Clara seguía al teléfono.

—Ahora mejor, sí... de verdad. Por supuesto que sigue en pie. Pero parece que mi intento de autorrestauración no ha ido muy bien. —Le guiñó el ojo a Cillian—. Sí, los primeros comentarios del día no han sido muy halagadores... pero seguro que con tu ayuda lo arreglamos. —Clara hizo un amago inconsciente de sentarse en el banco que había delante de la garita pero cambió de opinión en el último momento y volvió a pasear por el vestíbulo—. No, envíamelo por e-mail.

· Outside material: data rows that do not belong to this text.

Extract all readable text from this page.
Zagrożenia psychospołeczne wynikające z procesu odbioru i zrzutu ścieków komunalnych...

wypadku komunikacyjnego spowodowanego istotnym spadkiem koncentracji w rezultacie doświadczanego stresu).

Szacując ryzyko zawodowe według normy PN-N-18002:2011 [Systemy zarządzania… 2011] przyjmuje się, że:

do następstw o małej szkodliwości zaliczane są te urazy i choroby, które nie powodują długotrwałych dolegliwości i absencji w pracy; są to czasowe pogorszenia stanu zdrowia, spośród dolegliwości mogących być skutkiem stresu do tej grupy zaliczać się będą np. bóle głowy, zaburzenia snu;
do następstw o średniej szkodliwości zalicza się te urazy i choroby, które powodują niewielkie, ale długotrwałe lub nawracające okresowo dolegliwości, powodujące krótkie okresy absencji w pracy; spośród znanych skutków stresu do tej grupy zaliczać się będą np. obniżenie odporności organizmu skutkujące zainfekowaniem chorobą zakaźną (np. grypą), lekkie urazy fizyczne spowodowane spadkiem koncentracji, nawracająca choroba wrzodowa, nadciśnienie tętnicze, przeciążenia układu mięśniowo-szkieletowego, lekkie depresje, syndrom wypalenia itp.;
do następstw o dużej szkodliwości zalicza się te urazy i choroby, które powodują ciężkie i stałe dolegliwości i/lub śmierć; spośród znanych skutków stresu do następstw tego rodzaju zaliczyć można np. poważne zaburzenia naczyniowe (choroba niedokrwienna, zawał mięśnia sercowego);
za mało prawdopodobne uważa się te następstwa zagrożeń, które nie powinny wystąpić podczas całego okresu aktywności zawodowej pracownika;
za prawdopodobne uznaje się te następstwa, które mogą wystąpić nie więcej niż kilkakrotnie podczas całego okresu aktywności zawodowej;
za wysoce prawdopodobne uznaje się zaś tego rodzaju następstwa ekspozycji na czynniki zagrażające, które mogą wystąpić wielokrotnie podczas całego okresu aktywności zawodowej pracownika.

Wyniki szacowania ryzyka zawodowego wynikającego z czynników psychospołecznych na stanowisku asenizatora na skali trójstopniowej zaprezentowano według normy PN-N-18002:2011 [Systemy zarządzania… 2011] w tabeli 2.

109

Lo leo en la BlackBerry y te digo algo inmediatamente.

Un taxi se detuvo enfrente de la puerta de cristal de la calle. La chica no iba a coger el metro como siempre.

—Hasta mañana —le susurró la pelirroja a Cillian, sin cortar su conversación de trabajo—. Ya, pero ¿John qué dice? Si él no está de acuerdo, no tiene sentido tirar adelante esa propuesta. ¿No crees?

Cillian aguzó la vista para captar cualquier mínima mueca de dolor o molestia cuando la chica se sentara en el vehículo. Pero lo único que sus ojos detectaron fue la sonrisa de Clara mientras indicaba la dirección al taxista.

—¡Que se vaya al infierno! —exclamó en voz alta al tiempo que golpeaba la pared con un violento puñetazo. Necesitaba liberar su frustración y su mano pagó las consecuencias.